Barry Bottger: ‘You’re paying $2.59 a can?? Andy, Andy, Andy. I caught it on sale at my local Winco for $1.38. Had to stock up at that price.’
Joe Rident: ‘In your last column, you compared your more-gift-booze-than-you-bought party to nuclear fusion or a perpetual motion machine. But shouldn’t Andrew Tobias have compared it to ‘return on investment?’ You probably made a better return-on-investment on that party than you will from Borealis.’
☞ Ah, probably so. I am steeling myself for a total loss. But it’s interesting:
Two years ago, when this thing (Borealis) was valued at $15 or $20 million – less than the cost of a single commercial jet – it was flying on nothing but a wing and a prayer. Sure, it claimed to have all sorts of astonishing breakthroughs that, if true, could be worth billions. But give me a break! Indeed, the sheer number of these (unrelated) claims was one more reason to scoff. You mean you’ve invented a perpetual motion machine and you can turn base metals into gold? Give me a break!
Now, two years later, the company is valued at more like $30 million – still considerably less than a single top-of-the-line private jet – but there have been two independent press releases of note: one, from Boeing, suggesting that the company’s ‘Cool Chip’ claims seem to have foundation; the other, from an old-line elevator manufacturer, suggesting that the company’s spectacularly-more-efficient electric motor may be real.
Two press releases do not a bonanza make – clearly. But for my money (and to repeat, for the record: I have a ton of this absurd little stock, so I am not a disinterested party), it is a better buy today at $6 than it was two years ago at $3.50. Because two years ago, there was absolutely no reason to think it was anything but the most preposterous speculation. Today, it remains highly risky. But the Boeing news would seem to suggest it is no longer preposterous.
Borealis has taken forever to inch even this far, and could take years more to inch any further. (Wasn’t TV invented in the mid-Twenties? Though real, and earth-changing, didn’t it take more than two decades before anyone made a dime of profit from it?) So Borealis stock may not go much of anywhere for a long time (unless it goes to zero, as one has to assume it will).
All that said: If you have a little play money that you can truly afford to lose without hardship – and, more to the point, without getting mad at me – I think this is one speculation, with the stock back around $5 or $6 or $7 a share (after a momentary spike to $11), you should consider.

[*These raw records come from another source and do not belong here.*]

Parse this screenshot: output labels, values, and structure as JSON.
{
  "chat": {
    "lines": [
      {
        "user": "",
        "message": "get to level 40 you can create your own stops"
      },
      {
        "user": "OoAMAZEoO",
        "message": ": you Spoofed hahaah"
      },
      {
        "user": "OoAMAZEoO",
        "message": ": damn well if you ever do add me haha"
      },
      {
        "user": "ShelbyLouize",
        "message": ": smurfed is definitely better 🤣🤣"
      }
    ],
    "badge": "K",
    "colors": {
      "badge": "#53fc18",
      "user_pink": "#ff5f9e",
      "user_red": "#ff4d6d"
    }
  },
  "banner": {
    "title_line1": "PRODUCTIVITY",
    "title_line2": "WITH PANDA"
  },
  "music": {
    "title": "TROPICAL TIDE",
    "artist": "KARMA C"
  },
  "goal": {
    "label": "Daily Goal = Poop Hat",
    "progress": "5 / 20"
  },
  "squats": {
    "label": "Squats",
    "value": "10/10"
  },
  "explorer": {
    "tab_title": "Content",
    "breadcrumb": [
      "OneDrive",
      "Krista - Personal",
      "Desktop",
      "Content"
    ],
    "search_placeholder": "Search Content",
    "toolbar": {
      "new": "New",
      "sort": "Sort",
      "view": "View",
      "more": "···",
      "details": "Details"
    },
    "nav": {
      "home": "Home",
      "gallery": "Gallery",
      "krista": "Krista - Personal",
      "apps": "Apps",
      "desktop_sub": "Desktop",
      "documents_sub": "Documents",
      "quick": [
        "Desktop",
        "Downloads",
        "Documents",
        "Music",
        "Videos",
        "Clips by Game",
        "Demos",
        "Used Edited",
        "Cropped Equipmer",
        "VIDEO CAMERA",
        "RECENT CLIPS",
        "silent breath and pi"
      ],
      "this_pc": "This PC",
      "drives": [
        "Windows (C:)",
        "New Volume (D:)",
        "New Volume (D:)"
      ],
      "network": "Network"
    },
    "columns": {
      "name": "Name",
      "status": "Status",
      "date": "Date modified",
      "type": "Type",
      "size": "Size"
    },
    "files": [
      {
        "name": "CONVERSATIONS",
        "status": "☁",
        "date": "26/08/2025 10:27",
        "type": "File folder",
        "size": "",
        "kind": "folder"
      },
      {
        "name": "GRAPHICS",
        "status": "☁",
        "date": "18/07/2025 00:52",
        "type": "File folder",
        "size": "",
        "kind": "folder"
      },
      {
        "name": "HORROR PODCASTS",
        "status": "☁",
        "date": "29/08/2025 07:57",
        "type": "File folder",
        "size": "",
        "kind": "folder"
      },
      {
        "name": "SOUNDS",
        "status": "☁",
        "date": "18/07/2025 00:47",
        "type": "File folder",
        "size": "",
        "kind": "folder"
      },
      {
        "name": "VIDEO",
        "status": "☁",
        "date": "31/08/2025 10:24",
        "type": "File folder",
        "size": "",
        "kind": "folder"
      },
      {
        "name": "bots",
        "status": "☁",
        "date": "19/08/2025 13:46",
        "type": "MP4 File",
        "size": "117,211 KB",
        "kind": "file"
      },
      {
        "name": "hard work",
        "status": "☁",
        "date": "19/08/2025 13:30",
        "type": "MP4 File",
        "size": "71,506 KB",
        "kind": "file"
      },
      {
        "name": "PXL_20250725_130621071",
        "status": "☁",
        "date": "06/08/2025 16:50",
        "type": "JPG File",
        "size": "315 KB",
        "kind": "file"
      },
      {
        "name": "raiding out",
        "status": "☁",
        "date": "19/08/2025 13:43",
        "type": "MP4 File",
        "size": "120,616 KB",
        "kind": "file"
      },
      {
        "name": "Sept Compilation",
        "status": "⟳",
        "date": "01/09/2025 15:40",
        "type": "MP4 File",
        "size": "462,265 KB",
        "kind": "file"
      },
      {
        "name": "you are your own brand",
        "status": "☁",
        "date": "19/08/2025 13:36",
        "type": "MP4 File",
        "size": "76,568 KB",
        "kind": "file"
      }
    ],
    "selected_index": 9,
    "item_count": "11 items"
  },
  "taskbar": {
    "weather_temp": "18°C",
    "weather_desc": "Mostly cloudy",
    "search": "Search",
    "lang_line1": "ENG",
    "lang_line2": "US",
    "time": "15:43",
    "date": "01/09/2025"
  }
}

The symbol is BOREF; your broker will find it traded very thinly on the “bulletin board.” (So don’t put in a “market order,” only a “limit order.”) You truly have to assume you will lose whatever you invest. But if the company did prove to have breakthrough technologies . . . and if the market ever did value the company at, say, one-quarter the value it assigns Krispy Kreme . . . the stock would be trading at $100 a share. (And in my wildest dreams, I sometimes imagine it could be worth even more than a quarter of Krispy Kreme. But then I wake up and smell the coffee. And crave one of those donuts.